2. CPP or MPP for data.

I suspect that you'd probably not want to regulate as yet as to what mode of
charging services will dominate - the fact of the matter is that no one
knows what business model works.

But the principle should be "control to the mobile consumer". For example,
everything should be permission based. If I request for pull data, I should
be charged for it. If I asked for push data, I should be charged for it. If
I wanted to send a video pic to a friend, I should be charged for it.
Whether it is by bytes or by subscription or by whatever, follow the Isle of
Man experiments, let the particular service provider decide based on his
best commercial judgment. IDA should not decide for him.

Contrast this with other data which I don't request, e.g. m-coupons as I
visit come to the proximity of a retail store - this should be charged to
the retailer - hey I didn't ask for it, so why should I pay for it (unless I
have given consented to my network operator to pay for an m-coupon service).

I suspect that the market will settle down to a point where the consumer
will be charged a general subscription fee for an always-on data capability,
(which can be packaged with a certain amount of data transfers) but anything
beyond this will require the consent of the consumer to be charged.

3. Impact of CPP or MPP for data on growth of data segment

Highest growth will happen if control is in the hands of the consumer and
charges are transparent to her. There's nothing worse than uncertainty or
ambiguity to delay a purchase of a product/service (if you want to see a
classic example of this, note the "lack of visibility" cited as a reason for
delaying corporate technology purchases in the US, precipitating a recession
there). If you allow the data equivalent of the current MPP regime for voice
where you're uncertain about your costs, you will stifle the penetration of
2.5 and 3G. For an uncertain technology, please don't add any more hurdles
on adoption.

4. Actions to stop spamming under MPP regime

This I believe you need to come down hard on, even to the point of
regulation if necessary (e.g. set up equivalent of Advertising Standards
Authority of UK where companies can be publicly censured and possibly fined
for spamming mobile consumers - negative publicity in the media is
sufficient deterrent. Personal communication devices are exactly that,
they're personal. For some, it's used only for urgent matters and getting
spam on them is really an invasion of privacy. I've been getting spam on my
mobile for chatlines and I'm fuming... Not too sure whether the network
operator or some other person is responsible, but I ain't pleased.

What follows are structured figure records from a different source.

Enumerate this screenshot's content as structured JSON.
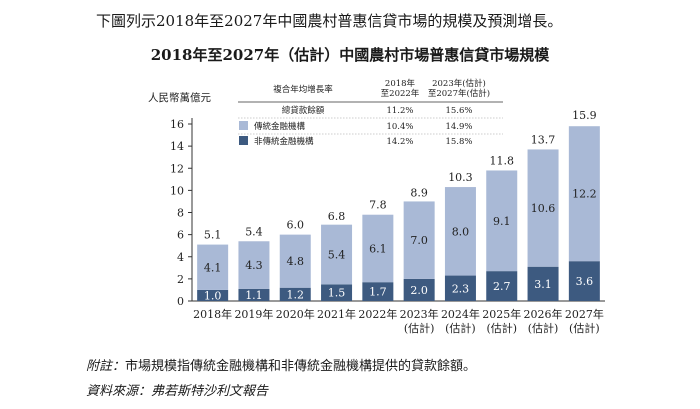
{
  "intro_text": "下圖列示2018年至2027年中國農村普惠信貸市場的規模及預測增長。",
  "chart_data": {
    "type": "bar",
    "stacked": true,
    "title": "2018年至2027年（估計）中國農村市場普惠信貸市場規模",
    "ylabel": "人民幣萬億元",
    "xlabel": "",
    "ylim": [
      0,
      16
    ],
    "yticks": [
      0,
      2,
      4,
      6,
      8,
      10,
      12,
      14,
      16
    ],
    "categories": [
      {
        "line1": "2018年",
        "line2": ""
      },
      {
        "line1": "2019年",
        "line2": ""
      },
      {
        "line1": "2020年",
        "line2": ""
      },
      {
        "line1": "2021年",
        "line2": ""
      },
      {
        "line1": "2022年",
        "line2": ""
      },
      {
        "line1": "2023年",
        "line2": "(估計)"
      },
      {
        "line1": "2024年",
        "line2": "(估計)"
      },
      {
        "line1": "2025年",
        "line2": "(估計)"
      },
      {
        "line1": "2026年",
        "line2": "(估計)"
      },
      {
        "line1": "2027年",
        "line2": "(估計)"
      }
    ],
    "series": [
      {
        "name": "非傳統金融機構",
        "color": "#3d5a80",
        "values": [
          1.0,
          1.1,
          1.2,
          1.5,
          1.7,
          2.0,
          2.3,
          2.7,
          3.1,
          3.6
        ],
        "labels": [
          "1.0",
          "1.1",
          "1.2",
          "1.5",
          "1.7",
          "2.0",
          "2.3",
          "2.7",
          "3.1",
          "3.6"
        ]
      },
      {
        "name": "傳統金融機構",
        "color": "#a9b9d6",
        "values": [
          4.1,
          4.3,
          4.8,
          5.4,
          6.1,
          7.0,
          8.0,
          9.1,
          10.6,
          12.2
        ],
        "labels": [
          "4.1",
          "4.3",
          "4.8",
          "5.4",
          "6.1",
          "7.0",
          "8.0",
          "9.1",
          "10.6",
          "12.2"
        ]
      }
    ],
    "totals": [
      5.1,
      5.4,
      6.0,
      6.8,
      7.8,
      8.9,
      10.3,
      11.8,
      13.7,
      15.9
    ],
    "total_labels": [
      "5.1",
      "5.4",
      "6.0",
      "6.8",
      "7.8",
      "8.9",
      "10.3",
      "11.8",
      "13.7",
      "15.9"
    ],
    "legend_table": {
      "header": {
        "label": "複合年均增長率",
        "col1": [
          "2018年",
          "至2022年"
        ],
        "col2": [
          "2023年(估計)",
          "至2027年(估計)"
        ]
      },
      "rows": [
        {
          "name": "總貸款餘額",
          "swatch": "",
          "v1": "11.2%",
          "v2": "15.6%"
        },
        {
          "name": "傳統金融機構",
          "swatch": "#a9b9d6",
          "v1": "10.4%",
          "v2": "14.9%"
        },
        {
          "name": "非傳統金融機構",
          "swatch": "#3d5a80",
          "v1": "14.2%",
          "v2": "15.8%"
        }
      ]
    }
  },
  "notes": {
    "remark_label": "附註：",
    "remark_text": "市場規模指傳統金融機構和非傳統金融機構提供的貸款餘額。",
    "source_label": "資料來源：",
    "source_text": "弗若斯特沙利文報告"
  }
}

5. Comments on FMI framework

Hard to get my teeth into this as a consumer, but I'm sure the network
operators will have a field day here.

Post-script - ths conservative suits at IDA eventually decided on status quo i.e. an MPP regime - Singtel was supportive as was M1 (wouldn't they be?). StarHub, as the newest kid on the block, was entering the market at this time and championed the opposite CPP approach.

StarHub creatively managed to do free incoming calls (a defacto MPP) as their best selling feature. Singtel and M1 sat on their thumbs and stuck with MPP to see their market share taken away by StarHub. By 2005, all operators were offering CPP plans, and no more is heard from anyone about the MPP regime. But StarHub is now No. 2 mobile player, overtaking M1 in 2004.

Kudos StarHub! It just shows that notwithstanding what regulators do, consumers, if given the choice, will vote with their feet!